Un corrompido demiurgo que termina las jornadas en su laboratorio clandestino, contando con los mejores materiales y la técnica adecuada, jugando con una colección de los mejores atributos y cerebros privilegiados, usando la ciencia con frívolas intenciones.
El resultado invariablemente era exitoso. De nuevo una mujer 10, un espécimen perfecto, un sueño para cualquier mortal, pero como en anteriores ocasiones el ejemplar acabó desechado, arrojado al contenedor de residuos orgánicos junto a la docena anterior. No conseguía dar con la mujer perfecta a pesar de sus esfuerzos,ningún resultado colmaba sus expectativas. Estaba comenzando a pensar que quizás el problema no fuera de las mujeres, si no suyo.

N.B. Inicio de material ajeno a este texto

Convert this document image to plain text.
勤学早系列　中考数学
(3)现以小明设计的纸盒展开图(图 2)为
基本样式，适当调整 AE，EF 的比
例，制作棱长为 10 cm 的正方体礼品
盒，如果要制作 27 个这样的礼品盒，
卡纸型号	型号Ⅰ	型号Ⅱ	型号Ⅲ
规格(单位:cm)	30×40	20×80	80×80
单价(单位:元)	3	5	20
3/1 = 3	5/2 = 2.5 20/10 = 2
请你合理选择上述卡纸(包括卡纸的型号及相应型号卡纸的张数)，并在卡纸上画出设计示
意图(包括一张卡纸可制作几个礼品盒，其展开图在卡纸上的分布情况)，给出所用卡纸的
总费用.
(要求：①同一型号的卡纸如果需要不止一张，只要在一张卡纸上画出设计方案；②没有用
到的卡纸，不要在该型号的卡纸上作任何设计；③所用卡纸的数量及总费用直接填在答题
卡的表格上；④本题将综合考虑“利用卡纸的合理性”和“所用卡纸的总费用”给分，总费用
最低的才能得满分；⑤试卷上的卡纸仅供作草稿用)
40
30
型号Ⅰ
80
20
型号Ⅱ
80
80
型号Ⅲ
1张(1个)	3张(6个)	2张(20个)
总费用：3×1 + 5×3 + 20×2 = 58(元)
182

martes, 12 de abril de 2011

Genio


(…) limpiaba vehementemente la lámpara con su camiseta cuando de pronto un genio salió de ella:

-Piensa bien porque solo un deseo te concederé. Oro, fama, mujeres, lo que quieras te daré.

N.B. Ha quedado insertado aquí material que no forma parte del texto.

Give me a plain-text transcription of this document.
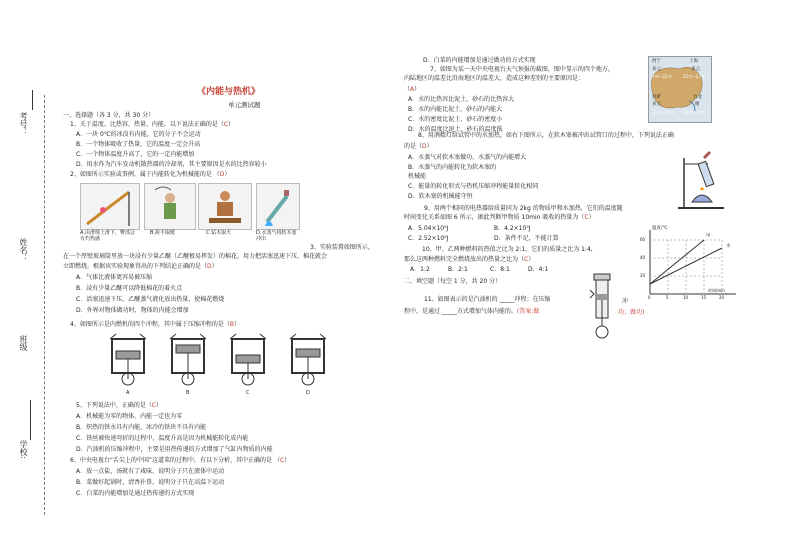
学校:
班级
姓名：
考号：
《内能与热机》
单元测试题
一、选择题（各 3 分，共 30 分）
1、关于温度、比热容、热量、内能，以下说法正确的是（C）
A．一块 0℃的冰没有内能，它的分子不会运动
B．一个物体吸收了热量，它的温度一定会升高
C．一个物体温度升高了，它的一定内能增加
D．用水作为汽车发动机散热器的冷却剂，其主要原因是水的比热容较小
2、如图所示实验或事例，属于内能转化为机械能的是 （D）
A.由滑梯上滑下，臀部会有灼热感
B.搓手取暖	C.钻木取火	D.水蒸气将软木塞冲出
3、实验装置如图所示，
在一个厚壁玻璃筒里放一块浸有少量乙醚（乙醚极易挥发）的棉花，用力把活塞迅速下压，棉花就会
立即燃烧。根据该实验现象得出的下列结论正确的是（D）
A．气体比液体更容易被压缩
B．浸有少量乙醚可以降低棉花的着火点
C．活塞迅速下压，乙醚蒸气液化放出热量，使棉花燃烧
D．外界对物体做功时，物体的内能会增加
4、如图所示是内燃机的四个冲程，其中属于压缩冲程的是（B）
A	B	C	D
5、下列说法中，正确的是（C）
A．机械能为零的物体，内能一定也为零
B．炽热的铁水具有内能，冰冷的铁块不具有内能
C．铁丝被快速弯折的过程中，温度升高是因为机械能转化成内能
D．汽油机的压缩冲程中，主要是用热传递的方式增加了气缸内物质的内能
6、中央电视台“舌尖上的中国”这道菜的过程中，有以下分析，其中正确的是 （C）
A．放一点盐，汤就有了咸味，说明分子只在液体中运动
B．菜做好起锅时，清香扑鼻，说明分子只在高温下运动
C．白菜的内能增加是通过热传递的方式实现
D．白菜的内能增加是通过做功的方式实现
7、如图为某一天中央电视台天气预报的截图，图中显示的四个地方，
内陆地区的温差比沿海地区的温差大，造成这种差别的主要原因是：
（A）
A．水的比热容比泥土、砂石的比热容大
B．水的内能比泥土、砂石的内能大
C．水的密度比泥土、砂石的密度小
D．水的温度比泥土、砂石的温度低
西宁
多云
0℃~22℃
上海
多云
22℃~27℃
拉萨
多云
11℃~24℃
台北
晴
25℃~28℃
8、用酒精灯给试管中的水加热，如右下图所示，在软木塞被冲出试管口的过程中，下列说法正确
的是（D）
A．水蒸气对软木塞做功，水蒸气的内能增大
B．水蒸气的内能转化为软木塞的
机械能
C．能量的转化形式与热机压缩冲程能量转化相同
D．软木塞的机械能守恒
9、用两个相同的电热器给质量同为 2kg 的物质甲和水加热，它们的温度随
时间变化关系如图 6 所示，据此判断甲物质 10min 吸收的热量为（C）
A．5.04×10⁵J	B．4.2×10⁵J
C．2.52×10⁵J	D．条件不足，不能计算
温度/℃
甲
水
60
40
20
0	5	10	15	20
时间/min
10、甲、乙两种燃料的热值之比为 2:1，它们的质量之比为 1:4，
那么这两种燃料完全燃烧放出的热量之比为（C）
A．1:2	B．2:1	C．8:1	D．4:1
二、填空题（每空 1 分，共 20 分）
11、如图表示的是汽油机的 _____冲程；在压缩
程中，是通过 _____方式增加气体内能的。(答案:做
冲
功；做功)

Se quedó pensando durante unos minutos, haciendo tirabuzones con su negra barba navegando en un mar de posibilidades, tratando de elegir la opción más acertada, cuando de repente los ojos se le iluminaron al dar con el deseo ideal.

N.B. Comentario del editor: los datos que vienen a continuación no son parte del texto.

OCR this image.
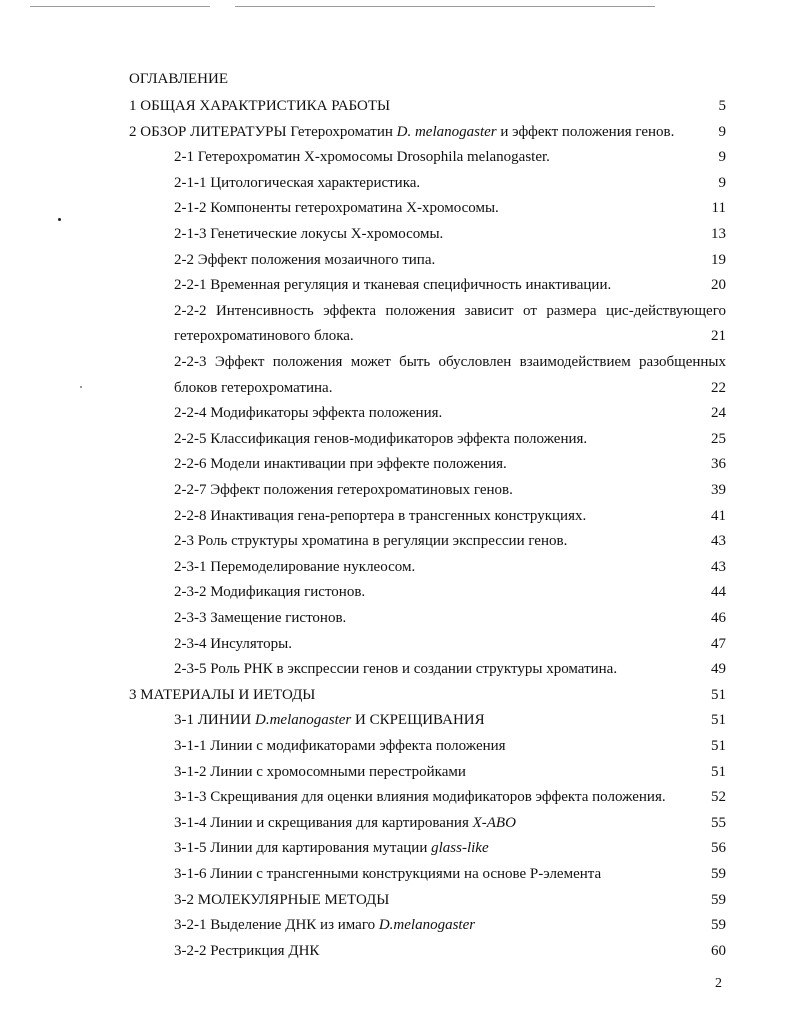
ОГЛАВЛЕНИЕ
1 ОБЩАЯ ХАРАКТРИСТИКА РАБОТЫ	5
2 ОБЗОР ЛИТЕРАТУРЫ Гетерохроматин D. melanogaster и эффект положения генов.	9
2-1 Гетерохроматин Х-хромосомы Drosophila melanogaster.	9
2-1-1 Цитологическая характеристика.	9
2-1-2 Компоненты гетерохроматина Х-хромосомы.	11
2-1-3 Генетические локусы Х-хромосомы.	13
2-2 Эффект положения мозаичного типа.	19
2-2-1 Временная регуляция и тканевая специфичность инактивации.	20
2-2-2 Интенсивность эффекта положения зависит от размера цис-действующего
гетерохроматинового блока.	21
2-2-3 Эффект положения может быть обусловлен взаимодействием разобщенных
блоков гетерохроматина.	22
2-2-4 Модификаторы эффекта положения.	24
2-2-5 Классификация генов-модификаторов эффекта положения.	25
2-2-6 Модели инактивации при эффекте положения.	36
2-2-7 Эффект положения гетерохроматиновых генов.	39
2-2-8 Инактивация гена-репортера в трансгенных конструкциях.	41
2-3 Роль структуры хроматина в регуляции экспрессии генов.	43
2-3-1 Перемоделирование нуклеосом.	43
2-3-2 Модификация гистонов.	44
2-3-3 Замещение гистонов.	46
2-3-4 Инсуляторы.	47
2-3-5 Роль РНК в экспрессии генов и создании структуры хроматина.	49
3 МАТЕРИАЛЫ И ИЕТОДЫ	51
3-1 ЛИНИИ D.melanogaster И СКРЕЩИВАНИЯ	51
3-1-1 Линии с модификаторами эффекта положения	51
3-1-2 Линии с хромосомными перестройками	51
3-1-3 Скрещивания для оценки влияния модификаторов эффекта положения.	52
3-1-4 Линии и скрещивания для картирования X-ABO	55
3-1-5 Линии для картирования мутации glass-like	56
3-1-6 Линии с трансгенными конструкциями на основе Р-элемента	59
3-2 МОЛЕКУЛЯРНЫЕ МЕТОДЫ	59
3-2-1 Выделение ДНК из имаго D.melanogaster	59
3-2-2 Рестрикция ДНК	60
2
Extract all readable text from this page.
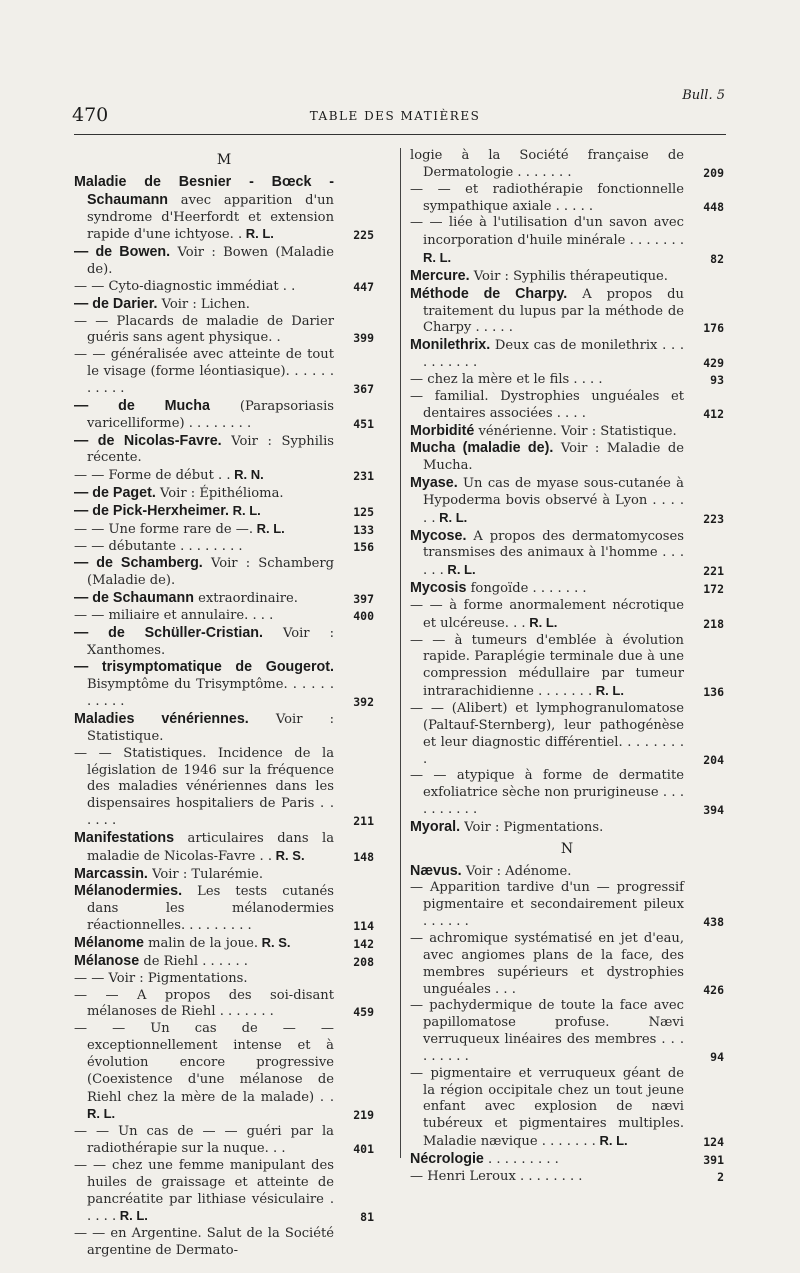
470	TABLE DES MATIÈRES
Bull. 5
M
Maladie de Besnier - Bœck - Schaumann avec apparition d'un syndrome d'Heerfordt et extension rapide d'une ichtyose. . R. L.	225
— de Bowen. Voir : Bowen (Maladie de).
— — Cyto-diagnostic immédiat . .	447
— de Darier. Voir : Lichen.
— — Placards de maladie de Darier guéris sans agent physique. .	399
— — généralisée avec atteinte de tout le visage (forme léontiasique). . . . . . . . . . .	367
— de Mucha (Parapsoriasis varicelliforme) . . . . . . . .	451
— de Nicolas-Favre. Voir : Syphilis récente.
— — Forme de début . . R. N.	231
— de Paget. Voir : Épithélioma.
— de Pick-Herxheimer. R. L.	125
— — Une forme rare de —. R. L.	133
— — débutante . . . . . . . .	156
— de Schamberg. Voir : Schamberg (Maladie de).
— de Schaumann extraordinaire.	397
— — miliaire et annulaire. . . .	400
— de Schüller-Cristian. Voir : Xanthomes.
— trisymptomatique de Gougerot. Bisymptôme du Trisymptôme. . . . . . . . . . .	392
Maladies vénériennes. Voir : Statistique.
— — Statistiques. Incidence de la législation de 1946 sur la fréquence des maladies vénériennes dans les dispensaires hospitaliers de Paris . . . . . .	211
Manifestations articulaires dans la maladie de Nicolas-Favre . . R. S.	148
Marcassin. Voir : Tularémie.
Mélanodermies. Les tests cutanés dans les mélanodermies réactionnelles. . . . . . . . .	114
Mélanome malin de la joue. R. S.	142
Mélanose de Riehl . . . . . .	208
— — Voir : Pigmentations.
— — A propos des soi-disant mélanoses de Riehl . . . . . . .	459
— — Un cas de — — exceptionnellement intense et à évolution encore progressive (Coexistence d'une mélanose de Riehl chez la mère de la malade) . . R. L.	219
— — Un cas de — — guéri par la radiothérapie sur la nuque. . .	401
— — chez une femme manipulant des huiles de graissage et atteinte de pancréatite par lithiase vésiculaire . . . . . R. L.	81
— — en Argentine. Salut de la Société argentine de Dermato-
logie à la Société française de Dermatologie . . . . . . .	209
— — et radiothérapie fonctionnelle sympathique axiale . . . . .	448
— — liée à l'utilisation d'un savon avec incorporation d'huile minérale . . . . . . . R. L.	82
Mercure. Voir : Syphilis thérapeutique.
Méthode de Charpy. A propos du traitement du lupus par la méthode de Charpy . . . . .	176
Monilethrix. Deux cas de monilethrix . . . . . . . . . .	429
— chez la mère et le fils . . . .	93
— familial. Dystrophies unguéales et dentaires associées . . . .	412
Morbidité vénérienne. Voir : Statistique.
Mucha (maladie de). Voir : Maladie de Mucha.
Myase. Un cas de myase sous-cutanée à Hypoderma bovis observé à Lyon . . . . . . R. L.	223
Mycose. A propos des dermatomycoses transmises des animaux à l'homme . . . . . . R. L.	221
Mycosis fongoïde . . . . . . .	172
— — à forme anormalement nécrotique et ulcéreuse. . . R. L.	218
— — à tumeurs d'emblée à évolution rapide. Paraplégie terminale due à une compression médullaire par tumeur intrarachidienne . . . . . . . R. L.	136
— — (Alibert) et lymphogranulomatose (Paltauf-Sternberg), leur pathogénèse et leur diagnostic différentiel. . . . . . . . .	204
— — atypique à forme de dermatite exfoliatrice sèche non prurigineuse . . . . . . . . . .	394
Myoral. Voir : Pigmentations.
N
Nævus. Voir : Adénome.
— Apparition tardive d'un — progressif pigmentaire et secondairement pileux . . . . . .	438
— achromique systématisé en jet d'eau, avec angiomes plans de la face, des membres supérieurs et dystrophies unguéales . . .	426
— pachydermique de toute la face avec papillomatose profuse. Nævi verruqueux linéaires des membres . . . . . . . . .	94
— pigmentaire et verruqueux géant de la région occipitale chez un tout jeune enfant avec explosion de nævi tubéreux et pigmentaires multiples. Maladie nævique . . . . . . . R. L.	124
Nécrologie . . . . . . . . .	391
— Henri Leroux . . . . . . . .	2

Ya sé lo que quiero pedir. Quiero que los días tengan 48 horas, así podré perder el doble de tiempo cada día.

lunes, 4 de abril de 2011

Eran 100 m2


Con un suspiro cerró su cuaderno y se derramó sobre el banco. Apenas quedaba luz para escribir en la calle, así que decidió recoger sus cosas volver a casa. Para eso tomó el autobús nº 5, línea de transporte público con mala rima.
La tarde no había sido demasiado fecunda, como venía siendo costumbre, pero no quería seguir pensando sobre ello. Quería llegar a casa, abrir una cerveza y ver cualquier penoso programa de televisión. Odiaba la figura del escritor atormentado, pero la que más se le acercaba tras la de suicida en potencia.
Ya en su apartamento entró y fue directo a la cocina a por un zumo de cebada que le refrescara el gaznate. Parece que no pero pensar mucha sed. El suave burbujeo se deslizó por su garganta. Amargo helor bajado del cielo. Y justo cuando ese primer trago desaparece de tus papilas gustativas abrió los ojos y se fijó en el frigorífico. Había algo raro en él. El mismo aspecto, el mismo tacto, el mismo olor a difunto en su interior pero diferente. Era igual pero se lo habían cambiado. Con el gesto torcido y la cerveza en la mano se sentó en una silla para observarlo más detalladamente, cuando se dio cuenta de que la silla era igual, pero no era la misma. De hecho toda la cocina era igual pero no era la misma. El espanto hizo que dejara caer la botella. Su respiración aumentaba, su corazón se aceleraba. A trompicones entró en el salón y comenzó a rebuscar en los cajones en un intento de encontrar un ansiolítico que lo alejará de la ¿realidad?. Allí estaban, en su caja de diazepam 5 miligramos, pero esas pastillas no eran las suyas. Eran iguales, pero no eran las suyas. Todo el salón era como el suyo, pero no era el suyo. Todo el apartamento era como el suyo pero no era el suyo.
Nervioso cogió el móvil, que era como el suyo pero no era el suyo, buscó en la agenda el número de su novia y presionó la tecla de llamar. Tras sonar los tres tonos más largos de la historia una voz femenina contestó.
-¿Si, dígame?
-¿Cariño? Soy yo. Algo raro está pasando. No se dónde estoy. Estoy en mi casa...bueno, en una casa que parece mi casa pero que no es mi casa. Es muy raro. Alguien ha cambiado mis cosas por cosas como las mías. Lo parecen pero sé que no son las mías. Sé que parece raro lo que te estoy diciendo, creo que me estoy volviendo loco. Por favor, necesito que vengas a recogerme.
-Perdona, pero ¿me puedes decir quién eres?